FIG. 5 shows the operation of the automatic guided vehicle from the start station to the destination (destination) station by connecting a plurality of divided route data as shown in FIG. 5 is a flowchart showing a control operation of an operation control device mounted on an automatic guided vehicle. Step S1 in FIG.
In step S2, it is determined whether the command is the stop mode. If the result of the determination is that the command is not the stop mode, the process proceeds to step S2. And set the following command,
Then, the process returns to step S1. Step S1
If it is determined that the command is in the stop mode in step S4, the flow shifts to step S4 to determine whether or not the command is the target station. If the result of the determination is that the station is the target station, the flow shifts to step S6 to set the next command, and then returns to step S1. on the other hand,
If the result of the determination in step S4 is that the target station is not the target station, in step S5, scanning is performed up to the general mode command, the flow proceeds to step S6, the next command is set, and the flow returns to step S1. .

As described above, when the command is the stop mode and it is determined that the automatic guided vehicle is approaching the target station, the vehicle is decelerated and stopped, and at that station, While a station operation such as transfer or automatic charging is performed, the general mode is executed when the automatic guided vehicle has not reached the target station, and the automatic guided vehicle is caused to travel normally.

[0014]

As described above, according to the present invention, of the divided route data stored in the storage unit of the operation control device mounted on the automatic guided vehicle, the start station to the destination station are obtained. When the unmanned guided vehicle is operated to the destination station while connecting the divided route data until the station,
Of the divided route data between each intermediate station between the starting station and the destination station,
A stop mode for stopping the automatic guided vehicle at each station on the way to operate the station.
Since the automatic guided vehicle is caused to travel based on the traveling mode data for canceling the data and continuing the traveling operation, the respective stations on the operation route and the respective stations are arranged. The divided route data stored in the storage unit does not require common data for each divided route data in each section, between the station and the branch point, or in each section between the branch point and the branch point. Since the number of data is reduced and the data area of the storage unit can be reduced, the cost of the storage unit can be reduced.

[Brief description of the drawings]

FIG. 1 is an operation route diagram of an embodiment of the present invention.

FIG. 2 is an array diagram showing contents of divided route data.

FIG. 3 is an array diagram showing the contents of another divided route data.

FIG. 4 is an array diagram showing the contents of two divided root data to be connected.
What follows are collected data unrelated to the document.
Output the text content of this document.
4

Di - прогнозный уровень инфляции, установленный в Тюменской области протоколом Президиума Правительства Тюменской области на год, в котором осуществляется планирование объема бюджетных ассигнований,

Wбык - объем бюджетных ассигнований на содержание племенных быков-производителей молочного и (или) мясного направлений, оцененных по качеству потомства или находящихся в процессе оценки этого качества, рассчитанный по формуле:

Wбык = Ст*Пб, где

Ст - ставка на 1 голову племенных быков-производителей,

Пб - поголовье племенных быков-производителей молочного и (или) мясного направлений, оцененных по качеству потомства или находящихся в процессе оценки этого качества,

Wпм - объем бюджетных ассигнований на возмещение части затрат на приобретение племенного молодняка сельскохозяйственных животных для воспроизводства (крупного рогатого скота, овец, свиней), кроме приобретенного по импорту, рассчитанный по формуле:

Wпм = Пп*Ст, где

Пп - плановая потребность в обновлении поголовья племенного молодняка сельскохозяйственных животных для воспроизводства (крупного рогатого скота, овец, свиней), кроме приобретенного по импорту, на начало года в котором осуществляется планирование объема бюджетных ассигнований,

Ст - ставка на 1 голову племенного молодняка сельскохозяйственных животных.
FIG. 5 is a flowchart showing a control operation of the operation control device.
FIG.

FIG. 6 is an operation route diagram for explaining the contents of conventional divided route data.

[Explanation of symbols]

 1 Split route data 2 Split route data A Station B Station C Station a General mode command b Stop mode command c General mode command d Stop mode command

Claims (1)

(57) [Claims] 1. An operation instruction of an automatic guided vehicle in each section between stations on an operation route, between stations, between stations and branch points, or between sections of branch points. Is provided in the storage unit of the operation control device of the automatic guided vehicle, and the automatic routed vehicle is connected to each of the divided route data from the start station to the destination station. In the process of driving to the destination station, the automatic guided vehicle stop mode in each divided route data between each intermediate station between the starting station and the destination station. An operation control method for an automatic guided vehicle, in which the automatic guided vehicle travels without stopping at each of the above-mentioned stations by canceling the data.